No Brasil profissionais se sentiam pressionados pelo governo a receitar o medicamento
Com Agências
Correção: o estudo publicado na revista The Lancet foi feito com 96 mil pacientes, e não 15 mil pacientes, como estava neste texto entre as 15h13min e as 17h46min. O texto já foi corrigido.
A Organização Mundial da Saúde (OMS) anunciou nesta segunda-feira (25) que suspendeu "temporariamente" os ensaios clínicos com cloroquina que realiza com parceiros em vários países, como precaução.
A decisão ocorre após a publicação de um estudo, na última sexta-feira, na revista médica The Lancet que considerou ineficaz ou até prejudicial o uso de cloroquina e seus derivados como a hidroxicloroquina no combate à covid-19, informou o diretor-geral da OMS, Tedros Adhanom Ghebreyesus, detalhando que a suspensão dos ensaios foi feita no sábado.

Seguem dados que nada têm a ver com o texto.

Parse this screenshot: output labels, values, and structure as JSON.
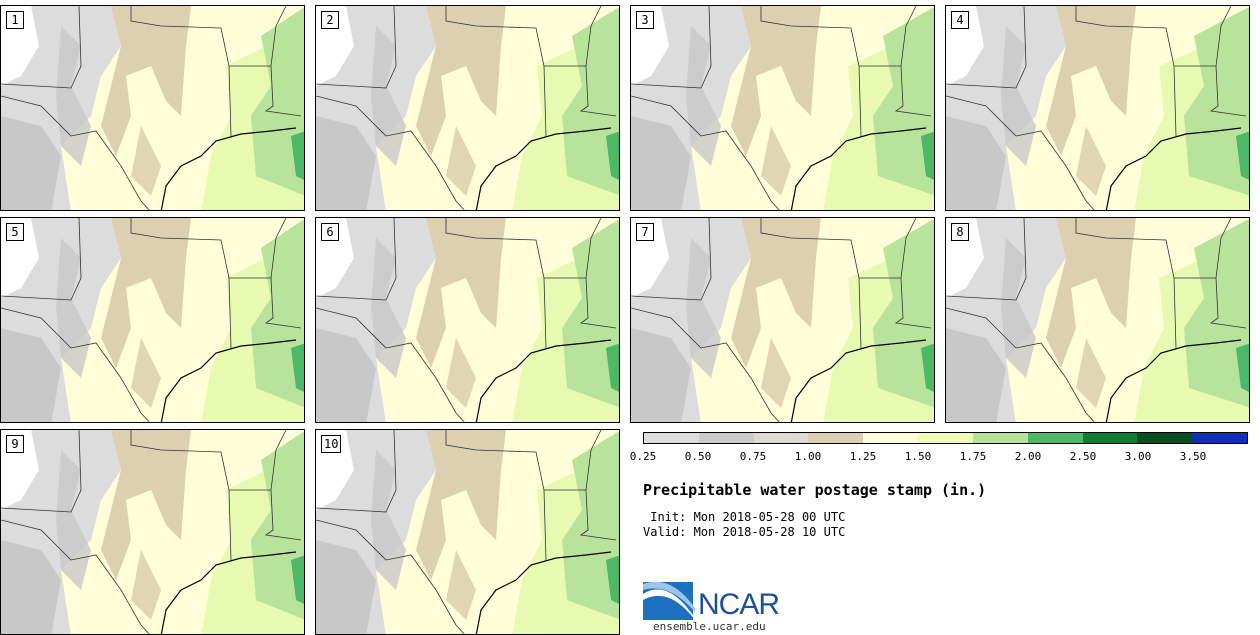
{
  "panels": [
    {
      "number": "1"
    },
    {
      "number": "2"
    },
    {
      "number": "3"
    },
    {
      "number": "4"
    },
    {
      "number": "5"
    },
    {
      "number": "6"
    },
    {
      "number": "7"
    },
    {
      "number": "8"
    },
    {
      "number": "9"
    },
    {
      "number": "10"
    }
  ],
  "colorbar": {
    "ticks": [
      "0.25",
      "0.50",
      "0.75",
      "1.00",
      "1.25",
      "1.50",
      "1.75",
      "2.00",
      "2.50",
      "3.00",
      "3.50"
    ],
    "colors": [
      "#dedede",
      "#cbcbcb",
      "#dcdcd2",
      "#ddd0b0",
      "#fffed8",
      "#eefcb8",
      "#b5e39a",
      "#4db865",
      "#0e7f32",
      "#0b4d21",
      "#1230b0"
    ]
  },
  "title": "Precipitable water postage stamp (in.)",
  "init_line": " Init: Mon 2018-05-28 00 UTC",
  "valid_line": "Valid: Mon 2018-05-28 10 UTC",
  "logo": {
    "text": "NCAR",
    "url": "ensemble.ucar.edu"
  },
  "map_colors": {
    "white": "#ffffff",
    "gray_light": "#dcdcdc",
    "gray_dark": "#c8c8c8",
    "tan": "#ddd0b0",
    "yellow": "#fffed8",
    "green_light": "#e8f9b2",
    "green_mid": "#b8e39b",
    "green_dark": "#4db865"
  }
}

A OMS iniciou há mais de dois meses ensaios clínicos sobre os efeitos da cloroquina a fim de encontrar um tratamento eficaz contra a covid-19. Atualmente, "mais de 400 hospitais em 35 países recrutam ativamente pacientes – e cerca de 3.500 pacientes já foram recrutados em 17 países", explicou a autoridade máxima da OMS.
Entretanto, de acordo com o grande estudo publicado no The Lancet, realizado com quase 96 mil pacientes, nem a cloroquina nem o derivado, a hidroxicloroquina, são eficazes contra a doença em pacientes hospitalizados, e essas moléculas aumentam o risco de morte e arritmia cardíaca.
Os testes foram suspensos até que os "dados" coletados pelos testes da OMS sejam "analisados", disse Tedros.
– Esta é uma medida temporária – informou Soumya Swaminathan, chefe do departamento de ciências da OMS, antes de enfatizar a "incerteza" em torno do uso da cloroquina.
A hidroxicloroquina é um derivado da cloroquina e tem sido usada há décadas contra a malária e também é prescrita em doenças de origem autoimune, como lúpus e artrite reumatóide. O chefe da OMS lembra que esses medicamentos "são geralmente reconhecidos como seguros para pacientes afetados" por essas doenças.
Após um pequeno estudo chinês pouco detalhado que alegou a eficácia do fosfato de cloroquina no tratamento de pacientes com o Sars-CoV2, a cloroquina ganhou destaque. O presidente dos Estados Unidos, Donald Trump, confessou consumir a medicação para prevenir a covid-19.
No Brasil, na semana passada, o Ministério da Saúde incluiu cloroquina e hidroxicloroquina no protocolo de tratamento para pacientes com sintomas leves de covid-19. Agora, cabe ao médico a decisão sobre prescrever ou não a substância, sendo necessária também a vontade declarada do paciente, com a assinatura do Termo de Ciência e Consentimento.
O ex-ministro da Saúde Luiz Henrique Mandetta revelou na quarta-feira (20), em entrevista ao programa Edição das 16h, da GloboNews, que o governo federal planejava alterar a bula da cloroquina, por meio de um decreto a ser assinado pelo presidente Jair Bolsonaro, para inclusão do tratamento contra a covid-19. Mandetta ainda afirmou que havia pressão para que o uso do medicamento fosse liberado — mesmo sem confirmações médicas em relação à eficácia contra o coronavírus.
A comunidade médica já estava se sentindo pressionada pelo governo federal a receitar o medicamento.
A pressão pelo uso do medicamento teria aumentado após a demissão de Nelson Teich do Ministério da Saúde. O ex-ministro deixou a pasta por discordar do presidente Jair Bolsonaro sobre a prescrição do remédio.
Na última segunda-feira (18) a Associação de Medicina Intensiva Brasileira, a Sociedade Brasileira de Infectologia e a Sociedade Brasileira de Pneumologia e Tisiologia já haviam recomendado que a cloroquina não fosse mais utilizada no tratamento da covid-19.
No estudo, o efeito de outros medicamentos também foram analisados.
— Nenhuma das medicações conseguiu mostrar benefícios. Há algumas que precisam ainda de mais estudo que outras — explica Alexandre Zavascki, coautor do trabalho, integrante do Serviço de Infectologia do Hospital Moinhos de Vento e professor da Universidade Federal do Rio Grande do Sul (UFRGS).
— No caso da cloroquina, o que vemos é que não há nenhum benefício comprovado sobre o seu uso em paciente com covid-19, e que ela pode trazer riscos à saúde.